Provincetown has been an important American art colony since the late 19th century, having inspired works that capture this remote and picturesque seaside town at the tip of Cape Cod while also channeling many of the last century’s modern trends, upheavals and international art movements. The town began to attract artists after 1873, when the Old Colony Railroad made it easily accessible. The artistic atmosphere gained intensity with the influx of noted artists and teachers including Charles Hawthorne, who in 1899 founded the town’s first art school. Decades later Hans Hofmann started teaching over the summer months and made an equally significant contribution to the cultural legacy of this Massachusetts landmark.
The surge in interest in painting en plein air – following the French Impressionists’ lead – resulted in its significant use as a teaching tool in Provincetown, what with its miles of dunes and beaches, busy wharves and fishing piers. In this environment Charles Hawthorne developed and taught his students to paint what is called the ‘mudhead’ portrait, so called because individual facial features and details are represented by color rather than figurative drawing. The interaction of what Hawthorne called the “spots” of color – traditionally applied with a palette knife – somehow made for a very intense and immediate expressiveness. This show marks one of the few times that mudhead studies have appeared in an exhibition.

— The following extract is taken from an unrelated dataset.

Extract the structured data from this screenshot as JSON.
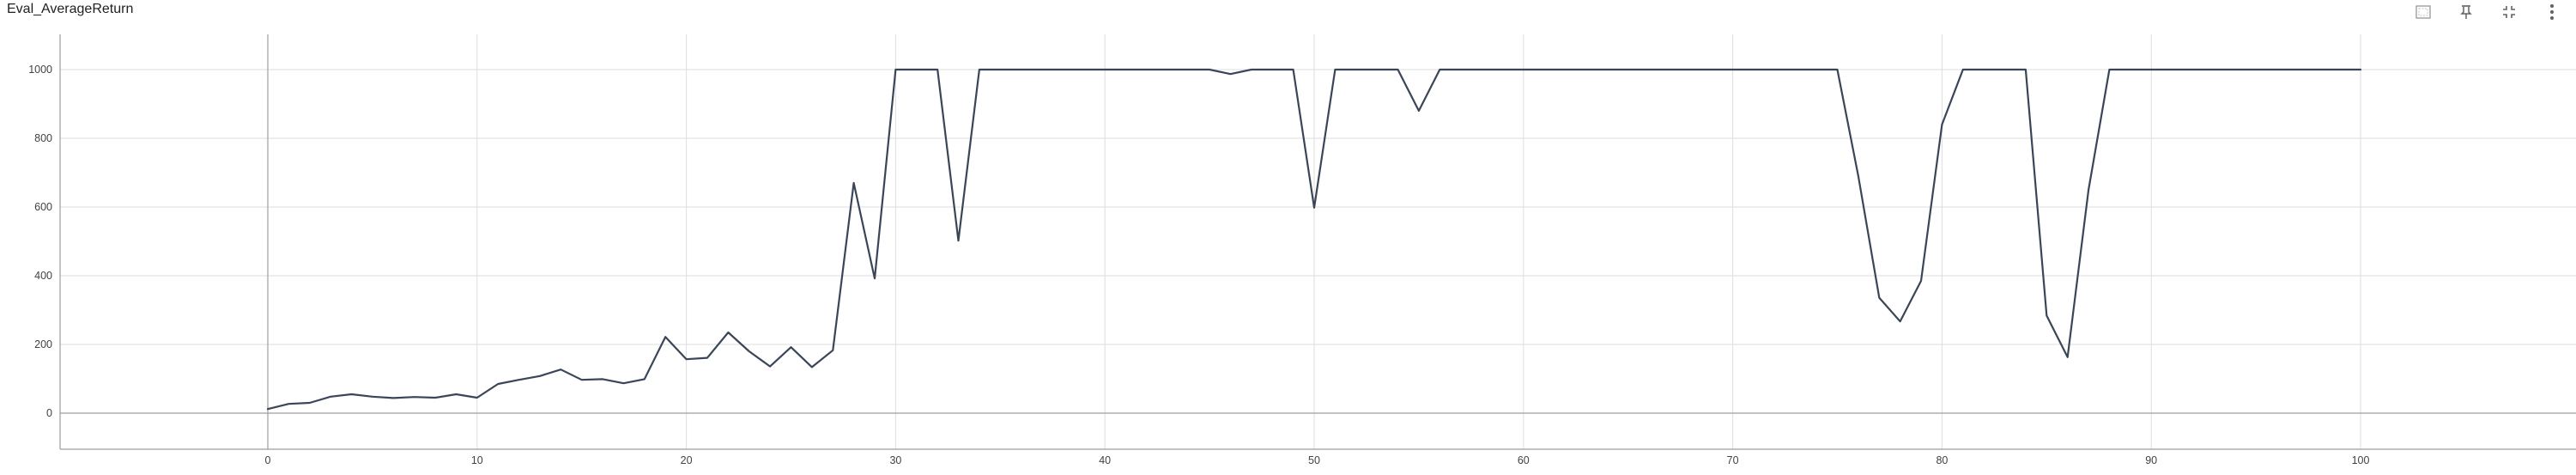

The Julie Heller Gallery was established in 1980 and is dedicated to the work of American artists affiliated with Provincetown. Housed in the former Box Office Museum of the Provincetown Playhouse, it is the oldest continually run gallery in Provincetown. A second space opened recently in the town’s East End. Both galleries are just steps away from the beach and piers where Hawthorne taught his classes.
Lydia Vivante has worked with Julie Heller since the summer of 2009. Before that she worked for more than ten years at the Fisher Landau Center for Art in New York City. Ms. Vivante was raised on the Cape and lives there all year round.